Les conclusions de ce rapport sont toujours d'actualité.
De même, si ses auteurs évoquent la possibilité d'une filialisation, idée que nous ne partageons pas, ils remarquent que cette décision relève de l'Etat actionnaire et non de l'entreprise. Par ailleurs, ils notent la nécessité de recapitaliser fortement cette activité - entre 1, 5 et 2 milliards d'euros - tout en soulignant les difficultés qu'il y aurait à séparer des activités encore très intégrées.
Quelle lucidité !
A ma demande, la SNCF a bien voulu me communiquer quelques premiers éléments de bilan après une année d'application du plan
Certains éléments sont positifs.
En 2004, la ponctualité des acheminements s'est améliorée.
Le parc de locomotives utilisées a diminué sensiblement, au profit des unités les plus modernes.
La SNCF aurait gagné près de 3, 5 millions de tonnes de nouveaux trafics sur l'année - j'avoue être un peu sceptique -, ce qui serait supérieur aux objectifs initiaux.
Toutefois, en 2004, si 100 prestations de transports ont été arrêtées, 80 % des dessertes sont encore considérées comme déficitaires.
Les prix ont progressé en moyenne de 5 % au cours de l'année, certains ayant augmenté beaucoup plus.
S'inscrivant dans une perspective européenne, qu'il faut souligner, Fret SNCF se prépare à obtenir les certificats de sécurité pour entrer sur les réseaux étrangers.
Au total, après un an d'application, la SNCF se veut plutôt optimiste sur le déroulement de ce plan qu'elle déclare conforme aux objectifs initiaux. Toutefois, elle admet que son recentrage sur les trafics directs « aura forcément un impact sur l'organisation de l'exploitation, notamment sur la répartition territoriale des centres de production comme les triages de wagons ».
En outre, la SNCF ne chiffre pas les volumes perdus ou en instance de l'être en raison du relèvement des tarifs ou de l'abandon pur et simple de certains clients.

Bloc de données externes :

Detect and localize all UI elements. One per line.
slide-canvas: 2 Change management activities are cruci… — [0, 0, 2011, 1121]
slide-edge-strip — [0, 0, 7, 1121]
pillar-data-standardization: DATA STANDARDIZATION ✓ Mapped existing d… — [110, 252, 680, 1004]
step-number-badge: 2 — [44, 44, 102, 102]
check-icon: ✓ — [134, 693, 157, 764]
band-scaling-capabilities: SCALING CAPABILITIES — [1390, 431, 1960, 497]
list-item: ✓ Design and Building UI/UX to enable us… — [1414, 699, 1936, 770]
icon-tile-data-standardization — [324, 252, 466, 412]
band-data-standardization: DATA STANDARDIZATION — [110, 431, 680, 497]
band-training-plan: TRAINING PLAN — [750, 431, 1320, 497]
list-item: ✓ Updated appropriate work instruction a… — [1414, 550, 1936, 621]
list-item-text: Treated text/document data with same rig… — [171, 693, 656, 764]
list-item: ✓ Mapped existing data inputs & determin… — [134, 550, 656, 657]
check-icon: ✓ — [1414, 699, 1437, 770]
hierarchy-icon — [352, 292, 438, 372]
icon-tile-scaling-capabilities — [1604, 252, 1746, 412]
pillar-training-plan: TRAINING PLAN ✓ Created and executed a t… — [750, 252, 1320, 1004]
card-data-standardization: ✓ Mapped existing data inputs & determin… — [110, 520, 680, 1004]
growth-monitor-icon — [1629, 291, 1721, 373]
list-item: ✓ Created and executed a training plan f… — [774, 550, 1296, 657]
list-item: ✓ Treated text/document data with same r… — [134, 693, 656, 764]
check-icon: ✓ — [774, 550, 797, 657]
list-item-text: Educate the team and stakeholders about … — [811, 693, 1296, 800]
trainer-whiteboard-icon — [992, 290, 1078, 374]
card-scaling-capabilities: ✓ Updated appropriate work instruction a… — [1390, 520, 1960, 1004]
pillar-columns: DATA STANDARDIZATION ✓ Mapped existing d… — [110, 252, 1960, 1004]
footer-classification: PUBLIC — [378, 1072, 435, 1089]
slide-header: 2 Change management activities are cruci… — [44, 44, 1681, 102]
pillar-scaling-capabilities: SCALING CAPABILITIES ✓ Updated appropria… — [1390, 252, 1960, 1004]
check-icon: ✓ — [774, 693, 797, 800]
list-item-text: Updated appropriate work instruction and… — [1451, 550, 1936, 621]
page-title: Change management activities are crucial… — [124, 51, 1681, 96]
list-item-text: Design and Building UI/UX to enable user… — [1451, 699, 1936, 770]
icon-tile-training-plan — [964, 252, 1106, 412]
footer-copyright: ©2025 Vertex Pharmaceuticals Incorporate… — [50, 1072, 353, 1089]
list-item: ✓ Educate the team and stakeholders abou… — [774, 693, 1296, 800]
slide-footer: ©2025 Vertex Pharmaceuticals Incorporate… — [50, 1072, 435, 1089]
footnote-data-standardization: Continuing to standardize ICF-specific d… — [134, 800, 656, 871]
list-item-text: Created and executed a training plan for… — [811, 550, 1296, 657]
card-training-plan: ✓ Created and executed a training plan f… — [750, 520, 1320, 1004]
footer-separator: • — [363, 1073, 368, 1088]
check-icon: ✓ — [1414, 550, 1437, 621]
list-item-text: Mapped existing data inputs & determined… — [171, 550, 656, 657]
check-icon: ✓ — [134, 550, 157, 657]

L'amélioration de la régularité et la réduction du nombre de trains « calés » - expression de spécialiste pour désigner les trains qui, à certains moments, ne circulent pas - sont le résultat de la suppression de nombreux trafics, ce qui libère des sillons, allège les triages, demande moins d'hommes et de matériels.
La concentration de l'activité semble focalisée sur quarante-cinq à soixante grands comptes ; le filtrage des dessertes non rentables a clairement marqué l'année 2004 et se poursuivra en 2005.
Depuis qu'il est en vigueur, le « plan fret » a suscité des réactions dubitatives, inquiètes, parfois même hostiles, des clients aux personnels.
L'association des usagers de transport de fret, l'AUTF, qui rassemble les chargeurs, a fait savoir que les augmentations largement imposées par Fret SNCF étaient souvent « sans réelle justification commerciale et surtout sans commune mesure avec les pratique anciennes ». La brutalité de ces augmentations est également contestée.
Certains secteurs ont témoigné de la situation catastrophique dans laquelle ils se trouvaient, tel le bois. Sur 200 « gares bois » en activité voilà deux ans, il n'en resterait plus qu'une quarantaine à la fin du plan. Ce n'est donc pas si simple.
Les principaux syndicats de la SNCF ont manifesté contre le plan le 13 mai 2004 et, plus récemment, le 18 janvier 2005. En effet, sur les 3 590 suppressions d'emplois prévues dans le budget pour 2005, 75 % concernent le fret au titre de l'amélioration de la productivité. Ces syndicats sont dans leur rôle.
Pour autant, nous attachons une grande importance au maintien d'un statut de qualité, garant de la compétence et de la sécurité de notre entreprise ferroviaire.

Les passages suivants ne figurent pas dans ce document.